We derive closed-form solutions to optimal stopping problems related to the pricing of perpetual American withdrawable standard and lookback put and call options in an extension of the Black-Merton-Scholes model with asymmetric information. It is assumed that the contracts are withdrawn by their writers at the last hitting times for the underlying risky asset price of its running maximum or minimum over the infinite time interval which are not stopping times with respect to the observable filtration. We show that the optimal exercise times are the first times at which the asset price process reaches some lower or upper stochastic boundaries depending on the current values of its running maximum or minimum.

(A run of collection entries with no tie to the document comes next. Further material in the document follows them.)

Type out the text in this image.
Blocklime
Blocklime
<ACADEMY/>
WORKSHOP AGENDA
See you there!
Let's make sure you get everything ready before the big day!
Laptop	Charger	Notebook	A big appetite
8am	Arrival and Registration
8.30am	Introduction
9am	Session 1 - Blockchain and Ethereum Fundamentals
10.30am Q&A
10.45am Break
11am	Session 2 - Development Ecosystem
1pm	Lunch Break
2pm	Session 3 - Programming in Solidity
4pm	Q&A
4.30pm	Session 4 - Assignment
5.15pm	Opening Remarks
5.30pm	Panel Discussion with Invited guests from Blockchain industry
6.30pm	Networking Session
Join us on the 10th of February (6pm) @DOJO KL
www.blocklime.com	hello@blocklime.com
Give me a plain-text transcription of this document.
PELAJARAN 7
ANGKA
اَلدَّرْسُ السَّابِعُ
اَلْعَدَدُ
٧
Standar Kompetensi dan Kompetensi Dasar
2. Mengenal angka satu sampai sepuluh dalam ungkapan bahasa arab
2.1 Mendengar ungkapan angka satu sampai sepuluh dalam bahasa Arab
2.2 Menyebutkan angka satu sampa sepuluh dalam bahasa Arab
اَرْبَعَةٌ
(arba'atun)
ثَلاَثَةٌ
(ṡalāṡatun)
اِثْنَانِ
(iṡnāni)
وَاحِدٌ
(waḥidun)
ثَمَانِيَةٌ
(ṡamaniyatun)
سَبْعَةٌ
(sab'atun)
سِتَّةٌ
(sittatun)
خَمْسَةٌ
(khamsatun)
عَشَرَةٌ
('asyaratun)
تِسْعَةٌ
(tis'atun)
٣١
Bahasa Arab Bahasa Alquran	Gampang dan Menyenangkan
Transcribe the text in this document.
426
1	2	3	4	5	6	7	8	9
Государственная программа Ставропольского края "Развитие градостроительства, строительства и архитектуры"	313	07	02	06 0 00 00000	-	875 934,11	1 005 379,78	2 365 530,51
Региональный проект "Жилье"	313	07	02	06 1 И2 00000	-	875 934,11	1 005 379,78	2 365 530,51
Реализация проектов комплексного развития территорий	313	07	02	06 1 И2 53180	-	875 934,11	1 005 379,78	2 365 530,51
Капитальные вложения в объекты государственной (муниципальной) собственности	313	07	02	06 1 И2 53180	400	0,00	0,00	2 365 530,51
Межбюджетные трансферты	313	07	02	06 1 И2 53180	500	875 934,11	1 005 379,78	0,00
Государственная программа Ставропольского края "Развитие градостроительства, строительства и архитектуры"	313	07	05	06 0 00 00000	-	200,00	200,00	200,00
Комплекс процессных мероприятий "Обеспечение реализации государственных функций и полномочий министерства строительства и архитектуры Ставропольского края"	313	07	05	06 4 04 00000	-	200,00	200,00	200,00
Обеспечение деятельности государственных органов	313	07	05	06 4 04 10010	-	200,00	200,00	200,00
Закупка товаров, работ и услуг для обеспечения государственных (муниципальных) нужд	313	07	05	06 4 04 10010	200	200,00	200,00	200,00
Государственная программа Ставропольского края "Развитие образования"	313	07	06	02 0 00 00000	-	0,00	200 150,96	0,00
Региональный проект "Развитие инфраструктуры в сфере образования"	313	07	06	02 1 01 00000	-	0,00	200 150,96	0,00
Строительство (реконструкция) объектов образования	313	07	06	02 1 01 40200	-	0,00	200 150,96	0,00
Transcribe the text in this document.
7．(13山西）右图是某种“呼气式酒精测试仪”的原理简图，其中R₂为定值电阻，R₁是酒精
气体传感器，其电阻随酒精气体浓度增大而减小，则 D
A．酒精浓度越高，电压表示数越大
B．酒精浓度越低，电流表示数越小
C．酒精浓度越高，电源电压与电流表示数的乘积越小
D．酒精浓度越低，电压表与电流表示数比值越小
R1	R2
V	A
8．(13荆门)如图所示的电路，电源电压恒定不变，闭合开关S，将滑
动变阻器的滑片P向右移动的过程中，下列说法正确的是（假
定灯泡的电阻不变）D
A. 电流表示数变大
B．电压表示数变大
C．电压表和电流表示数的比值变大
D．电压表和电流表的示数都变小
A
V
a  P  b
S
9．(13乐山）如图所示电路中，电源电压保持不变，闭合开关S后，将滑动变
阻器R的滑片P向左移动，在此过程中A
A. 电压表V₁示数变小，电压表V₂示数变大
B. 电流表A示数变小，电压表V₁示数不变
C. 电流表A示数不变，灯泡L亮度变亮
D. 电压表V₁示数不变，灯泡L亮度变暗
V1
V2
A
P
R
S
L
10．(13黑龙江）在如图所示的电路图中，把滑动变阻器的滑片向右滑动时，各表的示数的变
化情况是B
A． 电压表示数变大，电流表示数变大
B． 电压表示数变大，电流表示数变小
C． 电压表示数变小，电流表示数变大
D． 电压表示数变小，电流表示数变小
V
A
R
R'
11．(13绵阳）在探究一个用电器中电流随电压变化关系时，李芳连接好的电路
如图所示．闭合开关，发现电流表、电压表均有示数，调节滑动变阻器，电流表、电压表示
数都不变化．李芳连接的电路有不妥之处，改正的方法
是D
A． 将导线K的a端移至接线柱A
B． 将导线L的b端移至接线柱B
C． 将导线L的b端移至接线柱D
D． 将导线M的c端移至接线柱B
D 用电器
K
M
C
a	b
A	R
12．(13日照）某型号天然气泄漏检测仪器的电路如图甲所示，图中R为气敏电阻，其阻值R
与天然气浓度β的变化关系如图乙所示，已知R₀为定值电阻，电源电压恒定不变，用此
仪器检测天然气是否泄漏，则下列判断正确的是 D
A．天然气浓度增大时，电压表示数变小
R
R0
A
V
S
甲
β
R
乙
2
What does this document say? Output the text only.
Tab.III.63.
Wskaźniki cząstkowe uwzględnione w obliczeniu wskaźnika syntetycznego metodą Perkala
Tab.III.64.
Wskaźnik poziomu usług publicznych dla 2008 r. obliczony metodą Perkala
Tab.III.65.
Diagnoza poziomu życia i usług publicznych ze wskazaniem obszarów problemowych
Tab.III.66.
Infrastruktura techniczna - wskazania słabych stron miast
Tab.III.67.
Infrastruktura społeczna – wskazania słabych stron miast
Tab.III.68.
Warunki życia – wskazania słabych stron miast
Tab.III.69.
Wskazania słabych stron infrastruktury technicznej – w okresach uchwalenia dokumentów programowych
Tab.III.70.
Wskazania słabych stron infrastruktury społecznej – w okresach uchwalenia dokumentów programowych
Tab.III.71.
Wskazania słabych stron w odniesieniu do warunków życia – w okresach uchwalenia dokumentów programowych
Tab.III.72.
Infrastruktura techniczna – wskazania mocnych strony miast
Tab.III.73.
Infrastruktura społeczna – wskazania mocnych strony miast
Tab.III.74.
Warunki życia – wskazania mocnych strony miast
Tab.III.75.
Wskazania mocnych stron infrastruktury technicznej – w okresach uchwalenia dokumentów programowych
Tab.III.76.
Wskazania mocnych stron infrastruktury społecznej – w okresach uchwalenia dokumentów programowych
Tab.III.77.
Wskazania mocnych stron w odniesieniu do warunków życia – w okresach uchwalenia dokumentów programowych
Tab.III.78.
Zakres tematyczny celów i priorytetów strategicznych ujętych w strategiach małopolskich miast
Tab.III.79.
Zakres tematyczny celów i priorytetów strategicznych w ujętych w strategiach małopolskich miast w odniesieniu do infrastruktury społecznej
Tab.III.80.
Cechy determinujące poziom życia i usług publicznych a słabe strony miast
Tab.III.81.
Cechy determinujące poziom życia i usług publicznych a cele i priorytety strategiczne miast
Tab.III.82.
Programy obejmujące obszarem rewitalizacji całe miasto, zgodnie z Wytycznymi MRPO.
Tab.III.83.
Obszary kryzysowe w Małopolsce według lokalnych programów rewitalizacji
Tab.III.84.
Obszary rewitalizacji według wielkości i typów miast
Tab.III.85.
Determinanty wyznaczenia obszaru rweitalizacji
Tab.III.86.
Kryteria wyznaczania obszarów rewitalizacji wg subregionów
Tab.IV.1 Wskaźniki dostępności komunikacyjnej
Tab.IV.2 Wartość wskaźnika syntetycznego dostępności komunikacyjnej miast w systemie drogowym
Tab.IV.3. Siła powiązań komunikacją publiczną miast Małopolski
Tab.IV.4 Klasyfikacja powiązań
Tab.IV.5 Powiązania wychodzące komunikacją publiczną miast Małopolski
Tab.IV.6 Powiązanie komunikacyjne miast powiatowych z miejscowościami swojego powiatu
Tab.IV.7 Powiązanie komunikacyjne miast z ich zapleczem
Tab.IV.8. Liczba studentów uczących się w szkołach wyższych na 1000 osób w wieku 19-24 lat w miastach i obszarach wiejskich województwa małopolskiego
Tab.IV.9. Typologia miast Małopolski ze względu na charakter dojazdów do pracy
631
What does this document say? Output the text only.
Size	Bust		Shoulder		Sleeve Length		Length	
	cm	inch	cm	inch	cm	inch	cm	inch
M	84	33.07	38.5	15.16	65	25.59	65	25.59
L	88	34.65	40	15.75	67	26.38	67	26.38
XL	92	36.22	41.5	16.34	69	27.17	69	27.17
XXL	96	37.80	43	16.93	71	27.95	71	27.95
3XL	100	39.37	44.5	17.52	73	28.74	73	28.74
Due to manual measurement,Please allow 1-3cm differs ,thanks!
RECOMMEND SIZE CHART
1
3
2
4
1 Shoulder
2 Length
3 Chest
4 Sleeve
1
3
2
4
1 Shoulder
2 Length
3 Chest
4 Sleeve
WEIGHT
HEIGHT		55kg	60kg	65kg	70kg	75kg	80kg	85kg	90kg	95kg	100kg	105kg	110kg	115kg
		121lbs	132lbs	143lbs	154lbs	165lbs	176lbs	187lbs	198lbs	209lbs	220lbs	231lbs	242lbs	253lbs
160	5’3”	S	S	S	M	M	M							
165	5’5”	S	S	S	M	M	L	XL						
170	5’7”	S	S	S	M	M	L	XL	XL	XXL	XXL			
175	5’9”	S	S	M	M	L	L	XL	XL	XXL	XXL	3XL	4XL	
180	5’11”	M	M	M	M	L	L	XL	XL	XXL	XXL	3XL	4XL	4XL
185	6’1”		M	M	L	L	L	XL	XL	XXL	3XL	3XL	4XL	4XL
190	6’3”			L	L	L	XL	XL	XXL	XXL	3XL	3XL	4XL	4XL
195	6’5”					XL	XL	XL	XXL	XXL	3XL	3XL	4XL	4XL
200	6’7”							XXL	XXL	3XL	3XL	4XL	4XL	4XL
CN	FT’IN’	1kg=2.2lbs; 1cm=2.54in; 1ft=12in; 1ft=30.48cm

The proof is based on the reduction of the original necessarily two-dimensional optimal stopping problems to the associated free-boundary problems and their solutions by means of the smooth-fit and normal-reflection conditions. We prove that the optimal exercise boundaries are the maximal and minimal solutions of some first-order nonlinear ordinary differential equations.

我们在具有不对称信息的 Black-Merton-Scholes 模型的扩展中推导出与永久美国可提取标准和回溯看跌期权定价相关的最优止损问题的封闭式解决方案。假设合约是由他们的作者在最后命中时间撤回的，因为其在无限时间间隔内的运行最大值或最小值的潜在风险资产价格不是关于可观察过滤的停止时间。我们表明，最佳执行时间是资产价格过程根据其运行最大值或最小值的当前值首次达到某些较低或较高随机边界的时间。该证明基于通过平滑拟合和正反射条件将原始的必然二维最优停止问题简化为相关的自由边界问题及其解决方案。我们证明了最优运动边界是一些一阶非线性常微分方程的极大解和极小解。